Stan is a software package that transforms scientific discovery by allowing scientists to quickly and easily explore, evaluate, and refine rich scientific hypotheses tailored to their particular research question and data collection mechanism. For computational reasons, analyses of data (big or otherwise) have tended to be simple and focused more on the difficulties of manipulating the data than on realistic scientific models. The next generation of Bayesian inference can take scientists beyond this impasse, via sophisticated models that can adjust for differences between sample and population, and between treatment and control groups, to join the benefits of large datasets with the rigor and power of statistical adjustment.
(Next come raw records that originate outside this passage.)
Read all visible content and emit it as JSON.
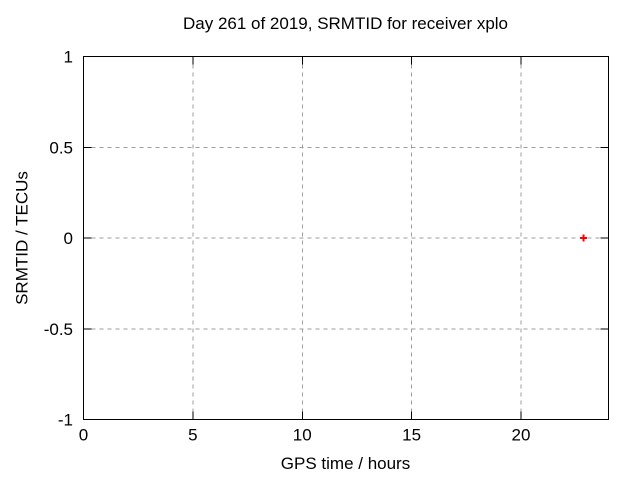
{
  "window": {
    "background": "#ffffff"
  },
  "chart_data": {
    "type": "scatter",
    "title": "Day 261 of 2019, SRMTID for receiver xplo",
    "xlabel": "GPS time / hours",
    "ylabel": "SRMTID / TECUs",
    "xlim": [
      0,
      24
    ],
    "ylim": [
      -1,
      1
    ],
    "xticks": [
      0,
      5,
      10,
      15,
      20
    ],
    "xtick_labels": [
      "0",
      "5",
      "10",
      "15",
      "20"
    ],
    "yticks": [
      -1,
      -0.5,
      0,
      0.5,
      1
    ],
    "ytick_labels": [
      "-1",
      "-0.5",
      "0",
      "0.5",
      "1"
    ],
    "grid": {
      "show": true,
      "line_style": "dashed",
      "color": "#9e9e9e"
    },
    "border_color": "#000000",
    "text_color": "#000000",
    "legend": "none",
    "series": [
      {
        "name": "SRMTID",
        "marker": "plus",
        "color": "#ff0000",
        "points": [
          {
            "x": 22.86,
            "y": 0
          }
        ]
      }
    ]
  }
}
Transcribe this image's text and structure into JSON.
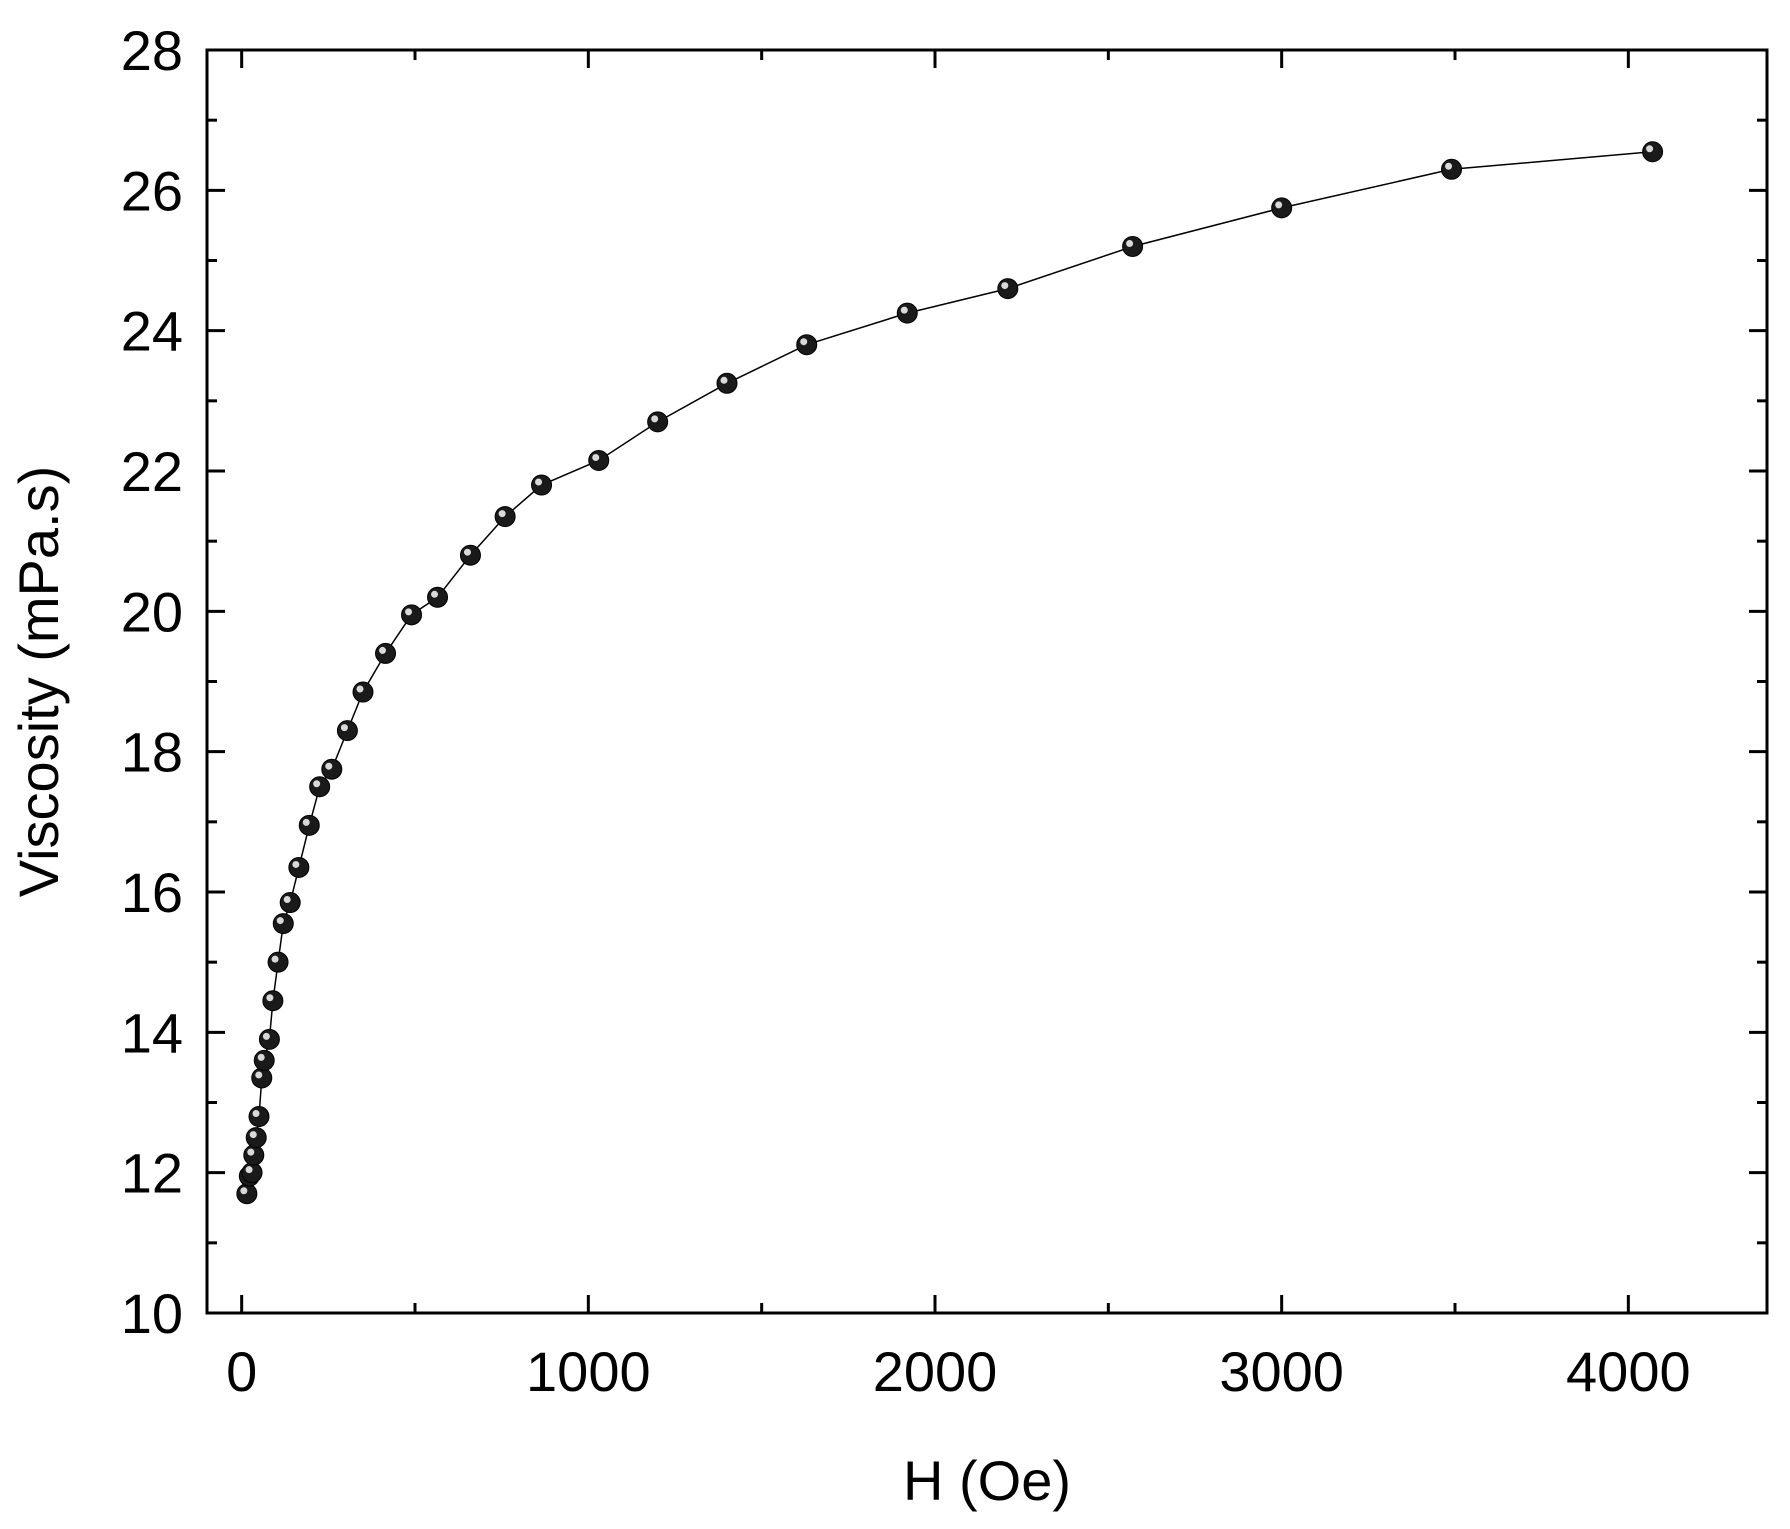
{
  "chart_data": {
    "type": "scatter",
    "xlabel": "H (Oe)",
    "ylabel": "Viscosity (mPa.s)",
    "xlim": [
      -100,
      4400
    ],
    "ylim": [
      10,
      28
    ],
    "x_ticks": [
      0,
      1000,
      2000,
      3000,
      4000
    ],
    "y_ticks": [
      10,
      12,
      14,
      16,
      18,
      20,
      22,
      24,
      26,
      28
    ],
    "x_tick_labels": [
      "0",
      "1000",
      "2000",
      "3000",
      "4000"
    ],
    "y_tick_labels": [
      "10",
      "12",
      "14",
      "16",
      "18",
      "20",
      "22",
      "24",
      "26",
      "28"
    ],
    "grid": false,
    "connect_line": true,
    "marker_color": "#1a1a1a",
    "series": [
      {
        "x": [
          15,
          22,
          30,
          35,
          42,
          50,
          58,
          65,
          80,
          90,
          105,
          120,
          140,
          165,
          195,
          225,
          260,
          305,
          350,
          415,
          490,
          565,
          660,
          760,
          865,
          1030,
          1200,
          1400,
          1630,
          1920,
          2210,
          2570,
          3000,
          3490,
          4070
        ],
        "y": [
          11.7,
          11.95,
          12.0,
          12.25,
          12.5,
          12.8,
          13.35,
          13.6,
          13.9,
          14.45,
          15.0,
          15.55,
          15.85,
          16.35,
          16.95,
          17.5,
          17.75,
          18.3,
          18.85,
          19.4,
          19.95,
          20.2,
          20.8,
          21.35,
          21.8,
          22.15,
          22.7,
          23.25,
          23.8,
          24.25,
          24.6,
          25.2,
          25.75,
          26.3,
          26.55
        ]
      }
    ]
  }
}
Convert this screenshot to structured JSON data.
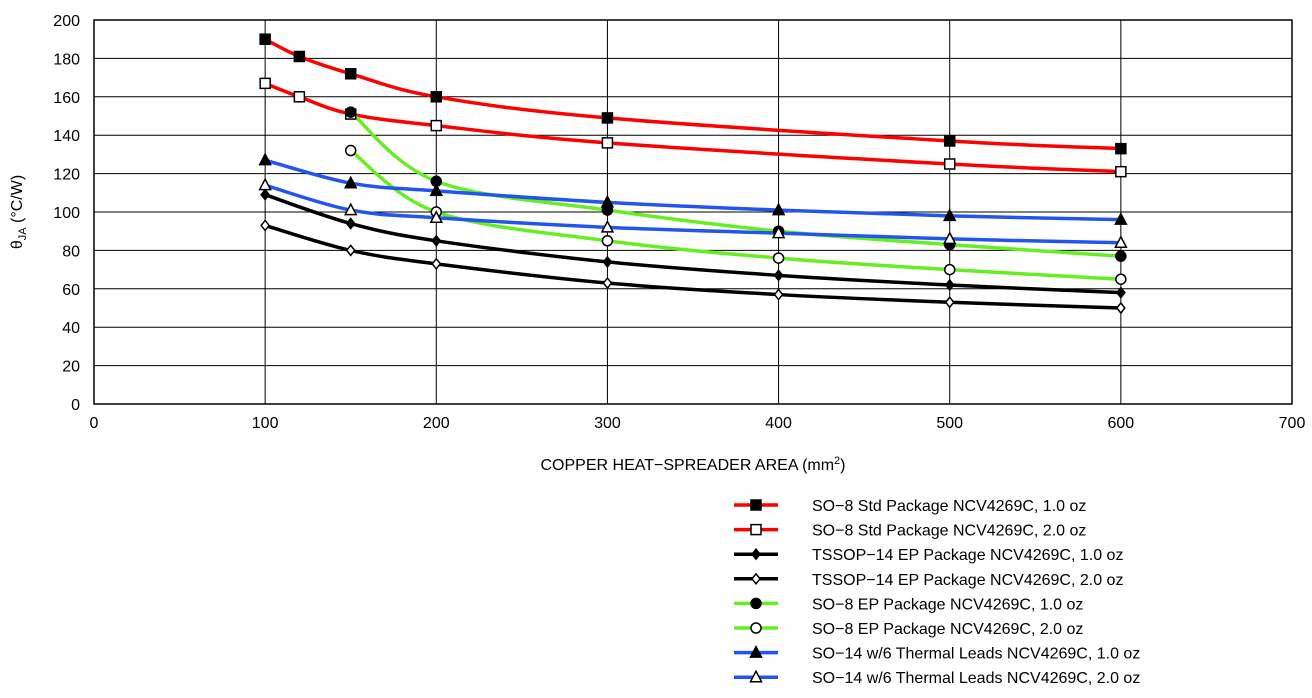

Stan further helps educate the next generation of data scientists, with a natural, easy-to-learn and portable modeling language, coupled with robust, practical inference tools. The specific goal of this project is to solidify the Stan code base to enable application, maintenance, and development of the Stan software. Stan is being applied in many corners of the physical, biological, and social sciences, hundreds of at scales ranging from the neutrinos to supernovas, from cellular biology to population ecology, and from human reaction times to social network evolution. In this project the PI aims to document and ruggedize the core infrastructure of Stan to enable it to be used by a wider audience of scientists, to be maintained by a wider group of software developers, and to be extensible to allow for the future development of new scientific applications and statistical algorithms.